Antinovel: A type of experimental novel that attempts to present the reader with experience itself, unfiltered by metaphor or other vehicles of authorial interpretation. The term — or, more specifically, its French counterpart, anti-roman — was coined by twentieth-century existentialist Jean-Paul Sartre in his introduction to Nathalie Sarraute’s Portrait d’un inconnu (Portrait of a Man Unknown) (1948). Antinovelists attempt to depict reality without recourse to a moral frame of reference; they avoid the kind of subjective narrative evaluation that tends to creep into more traditional fiction, including so-called realistic and naturalistic narratives. Their novels are characterized by the avoidance or minimization of standard narrative elements, including characterization, dialogue, and plot, as well as by the creation of ambiguity and confusion through elements such as dislocations of time and space and inconsistency in point of view.

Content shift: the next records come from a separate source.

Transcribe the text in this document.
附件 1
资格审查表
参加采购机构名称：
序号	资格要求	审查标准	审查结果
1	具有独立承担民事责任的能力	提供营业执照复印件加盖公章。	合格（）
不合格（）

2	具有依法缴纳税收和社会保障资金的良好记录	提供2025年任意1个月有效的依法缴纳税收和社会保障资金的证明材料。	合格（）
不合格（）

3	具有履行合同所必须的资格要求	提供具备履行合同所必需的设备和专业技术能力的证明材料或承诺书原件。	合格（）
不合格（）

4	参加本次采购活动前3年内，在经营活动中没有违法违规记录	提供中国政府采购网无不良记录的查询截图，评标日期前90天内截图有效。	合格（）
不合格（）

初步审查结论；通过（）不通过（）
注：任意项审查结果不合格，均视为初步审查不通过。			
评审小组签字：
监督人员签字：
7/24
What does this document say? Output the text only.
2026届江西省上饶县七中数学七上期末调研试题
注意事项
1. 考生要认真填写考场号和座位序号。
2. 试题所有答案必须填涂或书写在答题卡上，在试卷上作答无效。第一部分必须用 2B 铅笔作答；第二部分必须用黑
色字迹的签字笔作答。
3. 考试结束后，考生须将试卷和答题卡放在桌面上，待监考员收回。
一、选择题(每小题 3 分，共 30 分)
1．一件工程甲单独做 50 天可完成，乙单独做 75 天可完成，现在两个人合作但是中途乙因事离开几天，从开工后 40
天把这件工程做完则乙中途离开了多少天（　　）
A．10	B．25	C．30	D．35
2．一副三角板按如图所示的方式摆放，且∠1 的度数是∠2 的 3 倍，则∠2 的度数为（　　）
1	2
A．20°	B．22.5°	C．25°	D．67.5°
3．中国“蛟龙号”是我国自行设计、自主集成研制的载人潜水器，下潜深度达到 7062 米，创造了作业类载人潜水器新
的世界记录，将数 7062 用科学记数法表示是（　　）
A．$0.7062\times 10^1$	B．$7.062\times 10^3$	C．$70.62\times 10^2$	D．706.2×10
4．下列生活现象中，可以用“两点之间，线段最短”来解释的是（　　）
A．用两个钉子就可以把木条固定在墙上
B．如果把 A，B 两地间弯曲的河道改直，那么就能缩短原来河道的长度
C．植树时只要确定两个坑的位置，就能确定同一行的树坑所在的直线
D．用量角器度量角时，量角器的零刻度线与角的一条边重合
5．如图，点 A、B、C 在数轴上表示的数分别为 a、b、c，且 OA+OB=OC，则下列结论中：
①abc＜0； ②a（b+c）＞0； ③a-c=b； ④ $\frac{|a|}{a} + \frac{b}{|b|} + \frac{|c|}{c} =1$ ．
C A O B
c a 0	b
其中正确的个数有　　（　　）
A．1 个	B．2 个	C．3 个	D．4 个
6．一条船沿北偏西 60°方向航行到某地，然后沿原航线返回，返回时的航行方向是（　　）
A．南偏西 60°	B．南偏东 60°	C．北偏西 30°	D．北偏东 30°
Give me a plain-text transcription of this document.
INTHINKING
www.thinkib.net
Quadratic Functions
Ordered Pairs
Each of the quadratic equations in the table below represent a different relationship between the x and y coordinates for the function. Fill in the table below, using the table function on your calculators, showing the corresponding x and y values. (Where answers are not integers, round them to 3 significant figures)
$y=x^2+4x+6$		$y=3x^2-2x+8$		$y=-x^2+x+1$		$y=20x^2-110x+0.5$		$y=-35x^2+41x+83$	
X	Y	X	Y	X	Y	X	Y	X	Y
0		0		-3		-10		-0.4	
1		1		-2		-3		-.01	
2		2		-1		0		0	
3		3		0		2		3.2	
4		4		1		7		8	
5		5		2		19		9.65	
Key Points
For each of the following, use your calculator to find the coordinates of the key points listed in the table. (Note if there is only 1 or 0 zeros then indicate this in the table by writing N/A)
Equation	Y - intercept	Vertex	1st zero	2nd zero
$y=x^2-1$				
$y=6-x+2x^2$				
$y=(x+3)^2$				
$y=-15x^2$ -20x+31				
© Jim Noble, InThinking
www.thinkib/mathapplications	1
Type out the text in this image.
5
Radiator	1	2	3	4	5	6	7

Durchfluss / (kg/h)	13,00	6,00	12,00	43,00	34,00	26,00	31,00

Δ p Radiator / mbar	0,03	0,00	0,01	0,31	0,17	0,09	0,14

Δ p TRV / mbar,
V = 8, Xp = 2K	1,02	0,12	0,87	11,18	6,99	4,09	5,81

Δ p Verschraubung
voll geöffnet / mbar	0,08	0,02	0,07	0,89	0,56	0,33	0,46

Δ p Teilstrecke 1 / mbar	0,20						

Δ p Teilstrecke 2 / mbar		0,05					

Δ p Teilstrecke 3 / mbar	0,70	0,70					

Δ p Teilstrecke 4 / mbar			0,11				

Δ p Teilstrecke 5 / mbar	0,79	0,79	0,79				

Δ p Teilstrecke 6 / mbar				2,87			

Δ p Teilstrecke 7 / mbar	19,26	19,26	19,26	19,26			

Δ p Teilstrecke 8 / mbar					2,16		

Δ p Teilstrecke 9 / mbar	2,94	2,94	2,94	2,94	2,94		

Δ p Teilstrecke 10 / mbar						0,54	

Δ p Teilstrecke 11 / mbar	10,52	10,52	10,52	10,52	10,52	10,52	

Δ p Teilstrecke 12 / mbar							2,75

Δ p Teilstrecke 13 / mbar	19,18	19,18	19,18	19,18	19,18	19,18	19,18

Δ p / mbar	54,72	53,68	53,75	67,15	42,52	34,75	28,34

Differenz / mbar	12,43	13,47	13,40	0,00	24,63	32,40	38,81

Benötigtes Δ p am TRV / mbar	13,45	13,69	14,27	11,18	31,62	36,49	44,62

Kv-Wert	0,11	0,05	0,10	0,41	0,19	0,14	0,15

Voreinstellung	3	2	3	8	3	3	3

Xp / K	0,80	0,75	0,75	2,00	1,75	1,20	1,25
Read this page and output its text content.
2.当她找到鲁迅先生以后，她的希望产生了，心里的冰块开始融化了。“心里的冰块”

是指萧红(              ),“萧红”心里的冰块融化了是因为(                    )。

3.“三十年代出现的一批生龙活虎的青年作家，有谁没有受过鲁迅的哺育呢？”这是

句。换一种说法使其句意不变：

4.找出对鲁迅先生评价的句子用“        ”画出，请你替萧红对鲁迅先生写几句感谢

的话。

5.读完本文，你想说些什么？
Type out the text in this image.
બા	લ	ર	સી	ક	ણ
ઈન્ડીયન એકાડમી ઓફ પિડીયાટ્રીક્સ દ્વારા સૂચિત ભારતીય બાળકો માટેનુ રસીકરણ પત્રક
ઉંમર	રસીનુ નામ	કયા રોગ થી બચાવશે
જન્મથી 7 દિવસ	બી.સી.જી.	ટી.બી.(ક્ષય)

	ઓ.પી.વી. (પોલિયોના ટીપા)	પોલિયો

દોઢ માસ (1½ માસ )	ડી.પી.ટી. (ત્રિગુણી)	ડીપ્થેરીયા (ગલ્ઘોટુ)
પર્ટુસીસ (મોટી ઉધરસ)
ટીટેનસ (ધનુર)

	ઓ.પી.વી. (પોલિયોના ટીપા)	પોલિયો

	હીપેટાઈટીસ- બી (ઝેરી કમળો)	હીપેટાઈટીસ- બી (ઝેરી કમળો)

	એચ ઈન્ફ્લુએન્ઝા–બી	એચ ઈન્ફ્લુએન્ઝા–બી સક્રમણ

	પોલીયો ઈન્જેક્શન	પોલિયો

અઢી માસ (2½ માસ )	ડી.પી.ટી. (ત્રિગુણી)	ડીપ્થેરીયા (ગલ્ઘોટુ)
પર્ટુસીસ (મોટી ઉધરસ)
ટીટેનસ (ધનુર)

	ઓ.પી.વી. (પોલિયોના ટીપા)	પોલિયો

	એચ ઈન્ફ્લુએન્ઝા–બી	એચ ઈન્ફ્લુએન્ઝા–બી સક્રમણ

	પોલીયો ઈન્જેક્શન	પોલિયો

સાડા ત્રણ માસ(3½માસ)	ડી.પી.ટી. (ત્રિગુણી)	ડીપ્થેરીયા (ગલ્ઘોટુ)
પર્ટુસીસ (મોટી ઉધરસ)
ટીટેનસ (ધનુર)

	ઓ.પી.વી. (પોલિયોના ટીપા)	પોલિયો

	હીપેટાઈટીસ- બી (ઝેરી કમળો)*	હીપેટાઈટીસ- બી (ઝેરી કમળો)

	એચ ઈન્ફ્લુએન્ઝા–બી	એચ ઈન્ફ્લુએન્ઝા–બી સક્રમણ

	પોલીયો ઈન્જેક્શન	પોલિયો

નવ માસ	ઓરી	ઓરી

Antinovel is sometimes used interchangeably with the nouveau roman, which arose in France in the mid-twentieth century and reached its height in the 1950s and 1960s. The term may, however, be used more broadly; indeed, works ranging from Laurence Sterne’s Tristram Shandy (9 vols.; 1759—67) to Uwe Johnson’s Mutmassungen über Jakob (Speculations about Jakob) (1959) to Margaret Drabble’s The Middle Ground (1980) have been called antinovels. Antinovel is sometimes also used interchangeably with new novel.
FURTHER EXAMPLES: Alain Robbe-Grillet’s Le voyeur (The Voyeur) (1955); Vladimir Nabokov’s Pale Fire (1962); John Hawkes’s The Blood Oranges (1971).